In the years I've been tracking the IT business, this comes up all the time. When something is hot, every vendor with a piece of code to sell couches it in the terms of the latest hype word. "Open" is probably the most overused and abused word in the English language, and has been for more than a decade. Ten years ago, "open systems" used to mean Unix. We all know how open that is. Unfortunately, Web services is now the hype, and any and all vendors are pitching their wares in "open," "Web services," and now, "SOA" terms.
Listen to the hype, and you would think SOA is already here and ready for use. Or, as John Fontana puts in a recent Network World Fusion article, vendors would have you believe that SOA will soon be "as standard within companies as morning coffee." He goes on to sum up the view of industry analysts that says "SOA is something you build, not something you buy."

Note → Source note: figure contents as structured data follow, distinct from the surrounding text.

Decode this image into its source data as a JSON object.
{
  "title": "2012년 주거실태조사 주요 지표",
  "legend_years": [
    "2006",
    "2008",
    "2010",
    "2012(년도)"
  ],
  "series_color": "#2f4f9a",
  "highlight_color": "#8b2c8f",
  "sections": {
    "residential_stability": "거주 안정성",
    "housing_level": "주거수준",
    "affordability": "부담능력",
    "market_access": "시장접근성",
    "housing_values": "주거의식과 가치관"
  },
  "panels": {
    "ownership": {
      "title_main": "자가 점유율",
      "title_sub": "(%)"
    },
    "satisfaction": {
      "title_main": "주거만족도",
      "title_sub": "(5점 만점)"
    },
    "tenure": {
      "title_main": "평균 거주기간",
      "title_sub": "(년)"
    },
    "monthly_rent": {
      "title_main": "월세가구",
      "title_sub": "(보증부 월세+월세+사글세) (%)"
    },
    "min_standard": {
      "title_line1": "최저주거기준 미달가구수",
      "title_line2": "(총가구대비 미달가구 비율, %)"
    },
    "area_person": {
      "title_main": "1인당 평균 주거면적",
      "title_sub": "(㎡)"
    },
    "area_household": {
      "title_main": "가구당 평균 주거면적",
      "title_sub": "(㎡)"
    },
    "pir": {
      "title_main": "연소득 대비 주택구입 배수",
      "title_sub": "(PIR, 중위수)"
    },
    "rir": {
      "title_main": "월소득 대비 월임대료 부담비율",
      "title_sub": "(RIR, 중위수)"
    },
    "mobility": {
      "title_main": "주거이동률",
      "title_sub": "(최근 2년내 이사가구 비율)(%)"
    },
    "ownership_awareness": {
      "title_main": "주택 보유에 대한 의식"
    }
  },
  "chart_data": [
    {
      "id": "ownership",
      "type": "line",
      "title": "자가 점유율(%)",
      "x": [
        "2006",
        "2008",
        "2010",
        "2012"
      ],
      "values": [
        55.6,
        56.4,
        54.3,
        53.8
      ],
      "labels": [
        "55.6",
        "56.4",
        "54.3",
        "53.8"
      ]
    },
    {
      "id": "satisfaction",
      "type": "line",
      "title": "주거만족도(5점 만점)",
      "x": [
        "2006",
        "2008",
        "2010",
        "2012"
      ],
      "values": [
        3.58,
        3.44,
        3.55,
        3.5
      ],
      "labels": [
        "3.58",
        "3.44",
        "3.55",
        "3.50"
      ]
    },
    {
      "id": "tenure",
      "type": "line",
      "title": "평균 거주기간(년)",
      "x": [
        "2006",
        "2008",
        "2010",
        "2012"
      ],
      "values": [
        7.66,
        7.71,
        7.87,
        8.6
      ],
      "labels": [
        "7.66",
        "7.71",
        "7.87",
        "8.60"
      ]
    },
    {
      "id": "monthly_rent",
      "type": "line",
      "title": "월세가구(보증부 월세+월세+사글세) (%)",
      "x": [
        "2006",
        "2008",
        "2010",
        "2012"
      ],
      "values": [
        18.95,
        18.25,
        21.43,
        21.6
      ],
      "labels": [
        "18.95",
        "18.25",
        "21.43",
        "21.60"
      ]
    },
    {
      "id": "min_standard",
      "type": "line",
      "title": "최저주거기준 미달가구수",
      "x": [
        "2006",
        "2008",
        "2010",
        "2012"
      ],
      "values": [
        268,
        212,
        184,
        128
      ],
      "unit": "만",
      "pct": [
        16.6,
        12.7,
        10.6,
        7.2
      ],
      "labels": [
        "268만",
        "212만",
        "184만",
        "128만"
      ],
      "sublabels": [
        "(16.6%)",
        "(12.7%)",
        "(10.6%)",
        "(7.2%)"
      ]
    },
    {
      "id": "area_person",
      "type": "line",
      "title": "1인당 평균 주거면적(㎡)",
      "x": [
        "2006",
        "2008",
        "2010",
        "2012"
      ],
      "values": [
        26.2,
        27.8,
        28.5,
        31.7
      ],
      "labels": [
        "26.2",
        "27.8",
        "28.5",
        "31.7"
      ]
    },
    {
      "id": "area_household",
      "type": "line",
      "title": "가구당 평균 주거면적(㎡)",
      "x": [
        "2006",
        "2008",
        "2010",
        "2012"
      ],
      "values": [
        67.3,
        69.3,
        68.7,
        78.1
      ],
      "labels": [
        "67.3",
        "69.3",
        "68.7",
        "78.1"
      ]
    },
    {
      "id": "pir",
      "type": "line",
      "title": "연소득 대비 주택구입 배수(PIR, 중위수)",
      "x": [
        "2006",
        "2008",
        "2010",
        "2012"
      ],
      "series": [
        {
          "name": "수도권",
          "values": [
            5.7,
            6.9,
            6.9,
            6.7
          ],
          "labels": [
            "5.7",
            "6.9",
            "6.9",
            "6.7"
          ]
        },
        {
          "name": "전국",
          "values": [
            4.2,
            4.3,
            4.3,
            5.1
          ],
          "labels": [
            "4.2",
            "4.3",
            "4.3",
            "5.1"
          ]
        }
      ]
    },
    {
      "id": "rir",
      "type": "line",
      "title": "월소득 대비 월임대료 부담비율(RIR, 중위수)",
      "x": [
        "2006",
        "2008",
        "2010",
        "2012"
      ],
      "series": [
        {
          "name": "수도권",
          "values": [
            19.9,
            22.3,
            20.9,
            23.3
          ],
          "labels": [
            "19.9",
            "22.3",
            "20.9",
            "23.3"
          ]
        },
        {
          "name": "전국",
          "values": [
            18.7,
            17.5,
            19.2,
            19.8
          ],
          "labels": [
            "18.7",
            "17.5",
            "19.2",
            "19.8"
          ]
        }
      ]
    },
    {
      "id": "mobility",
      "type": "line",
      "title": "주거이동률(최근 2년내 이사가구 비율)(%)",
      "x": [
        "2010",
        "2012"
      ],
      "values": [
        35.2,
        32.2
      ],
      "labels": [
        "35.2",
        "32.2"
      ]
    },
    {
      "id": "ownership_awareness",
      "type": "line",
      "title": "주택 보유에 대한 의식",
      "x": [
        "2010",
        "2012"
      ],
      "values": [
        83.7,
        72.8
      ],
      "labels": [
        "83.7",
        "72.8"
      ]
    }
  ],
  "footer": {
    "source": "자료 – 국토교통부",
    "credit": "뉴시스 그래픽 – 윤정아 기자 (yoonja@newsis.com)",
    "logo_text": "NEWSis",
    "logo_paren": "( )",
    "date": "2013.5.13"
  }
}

Build, not buy, is a familiar phrase that applied aptly to the early days of data warehousing a decade ago. You can actually buy a fairly integrated data warehouse package and toolset nowadays, but back then, it had to be built, painstaking piece by painstaking piece. Many data warehouses could not deliver, because business priorities were constantly shifting underneath such projects.
For now, SOA is, as data warehousing was back then, a "spaghetti" architecture. As Burton Group analyst James Kobielus points out, SOA and the Web services underneath are a "mess of messages. SOA relies on messaging-oriented interaction among endpoints. How can you manage all this, how can you design it all, optimize it all, track it all, secure it all, this mess of messages, this spaghetti?"